After the collapse of its deal in Europe with Thyssenkrupp AG, Tata Steel is reportedly considering several options, including a new partner for a joint venture (JV), according to Bloomberg Quint.
A report in the Business Standard quoted Tata Steel CEO and Managing Director T.V. Narendran as saying the steel major had a Plan B. The CEO also pointed out that Tata Steel was now a more “structurally sound company.”
In a conference call May 10 after the announcement of the JV not coming through, Narendran reiterated that Tata Steel was exploring a few options, though he did not clarify further. The CEO also forecast that the firm’s U.K. operations should improve upon their performance this year. At the same time, he underlined that the units in Europe need to be cash positive.
Executive Director and CFO Koushik Chatterjee said that volumes in Europe should increase by 5% this year, although the demand outlook in the continent is dim.
Analysts here say the collapse of Tata Steel’s JV with Thyssenkrupp AG had once again turned on the spotlight on Tata’s $13 billion debt. The deal would have transferred some of the debt to the joint venture.

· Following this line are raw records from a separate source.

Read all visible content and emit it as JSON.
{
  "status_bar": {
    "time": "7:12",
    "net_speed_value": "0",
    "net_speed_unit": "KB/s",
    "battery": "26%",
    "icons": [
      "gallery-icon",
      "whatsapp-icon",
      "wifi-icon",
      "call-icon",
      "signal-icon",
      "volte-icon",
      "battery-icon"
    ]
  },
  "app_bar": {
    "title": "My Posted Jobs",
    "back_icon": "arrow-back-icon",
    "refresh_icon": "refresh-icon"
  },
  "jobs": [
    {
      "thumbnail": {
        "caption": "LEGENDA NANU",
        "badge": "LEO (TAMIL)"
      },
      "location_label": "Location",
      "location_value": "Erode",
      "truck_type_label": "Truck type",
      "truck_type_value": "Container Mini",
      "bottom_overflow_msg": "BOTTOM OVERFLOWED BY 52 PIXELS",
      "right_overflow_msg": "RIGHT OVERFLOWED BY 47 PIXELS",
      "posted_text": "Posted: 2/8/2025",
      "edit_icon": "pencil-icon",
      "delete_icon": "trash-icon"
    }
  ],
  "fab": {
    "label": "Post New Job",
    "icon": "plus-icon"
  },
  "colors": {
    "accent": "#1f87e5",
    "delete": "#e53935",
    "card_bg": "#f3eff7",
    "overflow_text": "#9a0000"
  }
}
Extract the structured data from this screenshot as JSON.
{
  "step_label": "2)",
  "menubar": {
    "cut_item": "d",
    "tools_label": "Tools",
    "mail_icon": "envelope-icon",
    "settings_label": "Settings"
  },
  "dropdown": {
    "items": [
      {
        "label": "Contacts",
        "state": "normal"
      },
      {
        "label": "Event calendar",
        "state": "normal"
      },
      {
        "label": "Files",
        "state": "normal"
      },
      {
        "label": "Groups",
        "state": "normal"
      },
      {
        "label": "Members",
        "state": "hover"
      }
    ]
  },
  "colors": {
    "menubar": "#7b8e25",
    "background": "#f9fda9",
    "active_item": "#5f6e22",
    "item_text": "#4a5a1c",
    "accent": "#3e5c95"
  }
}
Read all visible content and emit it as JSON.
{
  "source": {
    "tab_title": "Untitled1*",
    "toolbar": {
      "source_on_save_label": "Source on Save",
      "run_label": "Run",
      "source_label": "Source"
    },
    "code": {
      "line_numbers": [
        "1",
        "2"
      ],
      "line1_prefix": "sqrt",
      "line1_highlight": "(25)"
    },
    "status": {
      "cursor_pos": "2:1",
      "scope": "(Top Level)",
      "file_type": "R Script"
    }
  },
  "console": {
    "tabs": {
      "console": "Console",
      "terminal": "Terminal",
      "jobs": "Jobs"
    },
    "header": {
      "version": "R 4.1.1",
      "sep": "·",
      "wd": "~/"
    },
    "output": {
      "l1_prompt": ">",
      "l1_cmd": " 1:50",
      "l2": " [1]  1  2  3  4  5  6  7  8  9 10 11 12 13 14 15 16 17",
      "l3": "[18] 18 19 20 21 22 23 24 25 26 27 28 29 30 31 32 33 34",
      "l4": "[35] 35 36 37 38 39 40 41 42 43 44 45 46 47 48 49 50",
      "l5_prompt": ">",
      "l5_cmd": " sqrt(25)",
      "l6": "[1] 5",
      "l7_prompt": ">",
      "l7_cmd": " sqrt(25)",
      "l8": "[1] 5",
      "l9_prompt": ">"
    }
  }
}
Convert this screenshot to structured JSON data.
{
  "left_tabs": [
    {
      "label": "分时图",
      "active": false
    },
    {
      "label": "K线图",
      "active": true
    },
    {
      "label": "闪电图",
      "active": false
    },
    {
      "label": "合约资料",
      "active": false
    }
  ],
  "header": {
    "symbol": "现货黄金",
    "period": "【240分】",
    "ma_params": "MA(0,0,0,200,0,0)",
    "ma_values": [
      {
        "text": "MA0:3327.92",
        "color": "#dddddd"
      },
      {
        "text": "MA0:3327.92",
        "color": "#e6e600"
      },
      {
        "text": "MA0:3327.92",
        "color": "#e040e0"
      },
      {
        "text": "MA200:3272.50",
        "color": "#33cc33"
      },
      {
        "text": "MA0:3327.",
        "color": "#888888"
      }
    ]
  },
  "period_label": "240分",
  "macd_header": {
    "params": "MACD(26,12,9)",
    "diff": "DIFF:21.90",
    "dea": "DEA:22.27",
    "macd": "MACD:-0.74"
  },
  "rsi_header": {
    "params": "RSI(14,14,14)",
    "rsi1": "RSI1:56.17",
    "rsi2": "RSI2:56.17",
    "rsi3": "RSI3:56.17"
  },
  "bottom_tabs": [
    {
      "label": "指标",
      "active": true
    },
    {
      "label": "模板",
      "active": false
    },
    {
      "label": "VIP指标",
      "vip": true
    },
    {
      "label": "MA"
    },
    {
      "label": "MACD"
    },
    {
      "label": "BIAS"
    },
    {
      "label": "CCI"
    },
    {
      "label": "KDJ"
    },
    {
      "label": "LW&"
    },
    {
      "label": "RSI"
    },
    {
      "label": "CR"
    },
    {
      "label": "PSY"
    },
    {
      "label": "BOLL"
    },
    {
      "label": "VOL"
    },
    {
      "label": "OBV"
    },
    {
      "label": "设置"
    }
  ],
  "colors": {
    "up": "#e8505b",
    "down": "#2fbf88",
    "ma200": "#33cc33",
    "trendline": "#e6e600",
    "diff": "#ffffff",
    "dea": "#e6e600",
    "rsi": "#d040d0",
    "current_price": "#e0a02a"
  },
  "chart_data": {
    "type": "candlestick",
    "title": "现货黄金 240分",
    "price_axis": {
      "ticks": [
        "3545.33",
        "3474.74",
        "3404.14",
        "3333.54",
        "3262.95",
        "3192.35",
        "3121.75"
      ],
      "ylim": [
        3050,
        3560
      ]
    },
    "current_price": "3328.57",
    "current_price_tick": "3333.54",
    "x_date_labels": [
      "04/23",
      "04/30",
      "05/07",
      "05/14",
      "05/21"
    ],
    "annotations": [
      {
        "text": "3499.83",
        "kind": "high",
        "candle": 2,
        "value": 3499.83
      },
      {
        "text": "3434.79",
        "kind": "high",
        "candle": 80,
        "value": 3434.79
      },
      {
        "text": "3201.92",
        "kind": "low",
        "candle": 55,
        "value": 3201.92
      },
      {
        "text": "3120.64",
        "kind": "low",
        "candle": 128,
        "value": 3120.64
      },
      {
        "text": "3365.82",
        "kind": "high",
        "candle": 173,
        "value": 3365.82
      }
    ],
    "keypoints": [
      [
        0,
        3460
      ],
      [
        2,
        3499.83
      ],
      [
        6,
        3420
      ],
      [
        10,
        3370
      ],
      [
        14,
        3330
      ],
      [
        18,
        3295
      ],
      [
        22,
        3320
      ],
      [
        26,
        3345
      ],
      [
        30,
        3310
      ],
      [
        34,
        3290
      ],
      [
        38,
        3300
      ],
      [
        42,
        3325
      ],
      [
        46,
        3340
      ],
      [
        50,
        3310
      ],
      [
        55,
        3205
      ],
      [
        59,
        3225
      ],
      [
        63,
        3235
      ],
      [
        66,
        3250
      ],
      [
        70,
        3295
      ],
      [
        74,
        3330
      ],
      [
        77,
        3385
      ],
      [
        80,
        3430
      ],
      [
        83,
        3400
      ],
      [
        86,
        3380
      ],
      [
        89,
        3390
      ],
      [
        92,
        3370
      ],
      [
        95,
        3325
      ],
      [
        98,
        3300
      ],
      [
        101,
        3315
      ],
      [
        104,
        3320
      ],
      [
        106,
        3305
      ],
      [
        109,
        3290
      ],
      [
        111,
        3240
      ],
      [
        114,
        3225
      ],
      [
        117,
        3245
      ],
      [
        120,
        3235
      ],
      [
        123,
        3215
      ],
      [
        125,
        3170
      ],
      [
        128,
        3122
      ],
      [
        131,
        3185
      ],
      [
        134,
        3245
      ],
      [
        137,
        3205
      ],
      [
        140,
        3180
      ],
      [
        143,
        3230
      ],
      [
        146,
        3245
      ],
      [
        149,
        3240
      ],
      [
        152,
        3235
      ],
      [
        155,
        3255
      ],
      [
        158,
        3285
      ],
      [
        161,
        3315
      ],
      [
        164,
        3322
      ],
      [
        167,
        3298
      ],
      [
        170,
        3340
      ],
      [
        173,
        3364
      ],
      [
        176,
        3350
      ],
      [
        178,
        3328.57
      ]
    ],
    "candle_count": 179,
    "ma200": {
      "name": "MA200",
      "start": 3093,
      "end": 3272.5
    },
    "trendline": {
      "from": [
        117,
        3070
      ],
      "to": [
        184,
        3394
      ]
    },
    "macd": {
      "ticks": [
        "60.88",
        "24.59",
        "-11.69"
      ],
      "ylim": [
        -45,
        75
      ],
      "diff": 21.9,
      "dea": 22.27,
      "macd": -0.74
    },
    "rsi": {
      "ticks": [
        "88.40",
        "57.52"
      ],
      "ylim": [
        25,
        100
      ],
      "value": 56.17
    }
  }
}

At March-end, the Indian group’s debt stood at $13.15 billion, which is said to be the highest among Indian steelmakers. Of this, about $2.5 billion is from its European operations. Tata was looking at the Thyssenkrupp JV to create a sustainable portfolio in Europe. The management had hoped to bring in a level of stability to the units under the JV, which would have also taken over about 15% of Tata Steel debt.
Since 2016, Tata Steel has been trying to resolve its European business to get it on the right path. It had first purchased Corus Group Plc for about U.S. $13 billion in 2017. Since then, it has been involved in a series of closing and selling of plants in the U.K.
Meanwhile, a report in moneycontrol.com said there was unease at the U.K. units of Tata Steel with unions seeking an assurance that the company’s operations not be split and sold off after the JV fell through.
Tata Steel’s European operations include units in the U.K. and the Netherlands, employing about 20,000 people. The Netherlands-based unit is said to be among the most profitable ones in Europe. However, the U.K. operations have been constrained under high energy costs in the country and legacy issues.